Le matériau de fabrication de la cuve devra être neutre de façon à ne pas altérer le canon. Pour l’entreposage de cette dernière, il serait souhaitable qu’elle puisse être placé ou dans les hangars sise à Tipaerui de l’équipement, auquel cas sollicité le Ministère de l’Equipement pour la mise à disposition d’un bâtiment sécurisé non loin du lieu de la découverte. Une seconde solution d’entreposage pourrait être celle du parc à matériel de la municipalité de Papeete auquel cas sollicité les autorités requérantes à la demande. Dans tous les cas le lieu d’entreposage de la cuve devra être le plus proche et ceux pour des raisons de préservation de l’objet (problème de transport, altération du canon) du lieu de découverte, ce qui faciliterait aussi une fois le traitement requis effectué de le poser sur un lieu adéquat à sa mise en valeur.
Que dire du traitement, quel produit utilisé ? Le responsable du GRAN plus au fait des solutions usitées pourra nous fournir les renseignements adéquats. Quoiqu’il en soit, un traitement approprié devra être envisagé afin de pouvoir à terme exposer le dit objet au vu de tous.

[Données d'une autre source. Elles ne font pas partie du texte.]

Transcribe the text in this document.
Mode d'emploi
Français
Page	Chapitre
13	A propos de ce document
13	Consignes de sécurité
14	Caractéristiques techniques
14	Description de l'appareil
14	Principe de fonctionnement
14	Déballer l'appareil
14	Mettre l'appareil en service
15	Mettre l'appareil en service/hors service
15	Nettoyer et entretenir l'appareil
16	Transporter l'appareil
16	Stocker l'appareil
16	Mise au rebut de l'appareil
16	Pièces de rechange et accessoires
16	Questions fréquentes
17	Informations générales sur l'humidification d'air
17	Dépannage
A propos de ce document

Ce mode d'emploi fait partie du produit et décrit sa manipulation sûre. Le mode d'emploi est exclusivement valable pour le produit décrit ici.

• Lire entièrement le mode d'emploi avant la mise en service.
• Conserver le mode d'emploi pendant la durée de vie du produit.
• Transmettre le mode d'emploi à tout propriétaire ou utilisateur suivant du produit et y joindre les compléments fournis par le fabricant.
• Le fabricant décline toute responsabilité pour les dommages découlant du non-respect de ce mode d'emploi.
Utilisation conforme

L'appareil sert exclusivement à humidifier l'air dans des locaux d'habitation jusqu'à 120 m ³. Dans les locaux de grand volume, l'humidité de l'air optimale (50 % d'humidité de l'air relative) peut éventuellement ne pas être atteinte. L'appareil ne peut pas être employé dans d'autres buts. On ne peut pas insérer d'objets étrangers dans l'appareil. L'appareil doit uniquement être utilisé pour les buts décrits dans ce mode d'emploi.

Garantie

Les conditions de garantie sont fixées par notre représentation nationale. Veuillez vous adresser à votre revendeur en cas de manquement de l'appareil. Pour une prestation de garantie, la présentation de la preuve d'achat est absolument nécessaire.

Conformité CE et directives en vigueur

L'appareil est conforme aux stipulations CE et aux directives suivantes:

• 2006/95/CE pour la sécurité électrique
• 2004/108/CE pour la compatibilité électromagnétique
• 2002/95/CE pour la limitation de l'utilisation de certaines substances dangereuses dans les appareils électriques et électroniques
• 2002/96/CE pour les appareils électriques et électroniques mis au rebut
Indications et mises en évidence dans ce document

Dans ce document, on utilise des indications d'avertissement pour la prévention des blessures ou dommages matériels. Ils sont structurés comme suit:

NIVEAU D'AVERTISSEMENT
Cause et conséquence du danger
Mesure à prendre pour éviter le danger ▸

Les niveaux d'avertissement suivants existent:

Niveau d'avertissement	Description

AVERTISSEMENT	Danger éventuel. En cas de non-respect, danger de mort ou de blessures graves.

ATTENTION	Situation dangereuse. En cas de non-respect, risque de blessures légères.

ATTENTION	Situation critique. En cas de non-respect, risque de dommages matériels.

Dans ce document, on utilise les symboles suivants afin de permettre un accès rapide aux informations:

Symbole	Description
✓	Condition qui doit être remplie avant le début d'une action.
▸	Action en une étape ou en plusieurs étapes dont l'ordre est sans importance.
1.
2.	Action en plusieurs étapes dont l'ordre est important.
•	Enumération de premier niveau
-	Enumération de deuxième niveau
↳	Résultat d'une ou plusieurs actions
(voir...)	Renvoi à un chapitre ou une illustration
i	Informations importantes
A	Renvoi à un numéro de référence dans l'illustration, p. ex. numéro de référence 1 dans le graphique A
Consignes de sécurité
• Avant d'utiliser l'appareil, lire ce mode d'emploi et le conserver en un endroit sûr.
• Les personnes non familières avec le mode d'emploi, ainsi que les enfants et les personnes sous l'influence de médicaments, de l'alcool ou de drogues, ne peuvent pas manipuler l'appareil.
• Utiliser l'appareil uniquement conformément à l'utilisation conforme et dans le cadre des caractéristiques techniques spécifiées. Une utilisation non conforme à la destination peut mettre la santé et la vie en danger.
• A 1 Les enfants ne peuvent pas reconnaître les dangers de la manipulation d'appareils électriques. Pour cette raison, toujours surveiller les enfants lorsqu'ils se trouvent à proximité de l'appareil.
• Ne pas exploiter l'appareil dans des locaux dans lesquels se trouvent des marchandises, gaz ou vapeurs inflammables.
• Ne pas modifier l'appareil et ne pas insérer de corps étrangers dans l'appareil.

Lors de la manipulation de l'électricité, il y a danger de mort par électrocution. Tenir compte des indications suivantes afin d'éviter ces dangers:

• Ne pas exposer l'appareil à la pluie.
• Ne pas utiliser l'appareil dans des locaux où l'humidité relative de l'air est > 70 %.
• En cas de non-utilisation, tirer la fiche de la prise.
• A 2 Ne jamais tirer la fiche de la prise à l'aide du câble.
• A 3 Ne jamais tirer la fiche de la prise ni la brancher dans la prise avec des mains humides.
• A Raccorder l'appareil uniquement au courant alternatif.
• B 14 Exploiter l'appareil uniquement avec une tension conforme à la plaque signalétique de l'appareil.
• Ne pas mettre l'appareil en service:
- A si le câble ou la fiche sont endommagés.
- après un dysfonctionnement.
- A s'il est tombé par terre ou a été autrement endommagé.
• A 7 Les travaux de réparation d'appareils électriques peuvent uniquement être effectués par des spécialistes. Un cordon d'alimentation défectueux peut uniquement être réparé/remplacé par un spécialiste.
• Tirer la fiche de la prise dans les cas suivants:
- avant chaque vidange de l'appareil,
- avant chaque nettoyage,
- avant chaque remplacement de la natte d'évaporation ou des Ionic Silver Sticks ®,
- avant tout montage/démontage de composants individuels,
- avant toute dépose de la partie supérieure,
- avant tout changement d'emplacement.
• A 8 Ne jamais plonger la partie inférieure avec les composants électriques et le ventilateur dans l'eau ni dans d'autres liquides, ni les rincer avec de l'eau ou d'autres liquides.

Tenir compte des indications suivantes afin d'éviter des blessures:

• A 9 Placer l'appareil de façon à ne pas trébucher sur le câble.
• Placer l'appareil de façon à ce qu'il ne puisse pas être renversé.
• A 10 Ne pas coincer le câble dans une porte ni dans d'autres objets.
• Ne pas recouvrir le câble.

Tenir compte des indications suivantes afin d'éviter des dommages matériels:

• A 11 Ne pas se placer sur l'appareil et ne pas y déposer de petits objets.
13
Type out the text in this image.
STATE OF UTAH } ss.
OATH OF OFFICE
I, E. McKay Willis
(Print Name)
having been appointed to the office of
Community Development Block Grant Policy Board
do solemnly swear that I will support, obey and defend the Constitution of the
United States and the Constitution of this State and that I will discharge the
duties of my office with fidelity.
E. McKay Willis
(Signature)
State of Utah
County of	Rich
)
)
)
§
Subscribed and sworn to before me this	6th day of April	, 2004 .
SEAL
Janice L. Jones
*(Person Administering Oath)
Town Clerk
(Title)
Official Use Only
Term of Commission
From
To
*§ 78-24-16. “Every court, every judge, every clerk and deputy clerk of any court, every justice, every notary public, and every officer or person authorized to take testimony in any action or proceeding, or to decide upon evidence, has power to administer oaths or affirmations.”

PROBLEMATIQUE DE MISE EN VALEUR :
Le canon de la Tipaerui une fois préservée des affres du temps pourra ainsi être valoriser et présenter sur un site adéquat. Il serait cependant souhaitable que le canon soit placé non loin de son lieu de découverte. Cet objet à une histoire, servait-il à protéger Papeete de toute attaque ennemie tentant de pénétrer dans la rade ? Etait-il partie intégrante d’un navire de guerre. Les recherches succinctes ne permettent pas à l’heure actuelle d’affirmer ou infirmer telle ou telle hypothèse de manière définitive. Le Service de la Culture entamera tout le labeur nécessaire à la découverte de son lieu d’origine. Une fois celui-ci connue et prouvé, il pourra donc être envisager de proposer un lieu et ce en accord avec la municipalité de Papeete de mise en valeur du canon.
Un conseiller technique du Ministère de tutelle du Service de la Culture et du Patrimoine s’est rendu sur les lieux en présence de trois agents du SCP, le jeudi 13 novembre 2008 à 10h afin de voir quelles solutions apportées à la restauration dans un premier temps du dit objet et dans un second, la mise en valeur d’un patrimoine historique. Une réunion de concertation sera sans nulle doute et ce sous l’égide du ministère de la Culture organisée avec tous les acteurs concernés afin de veiller au mieux à la préservation de la culture et histoire polynésienne.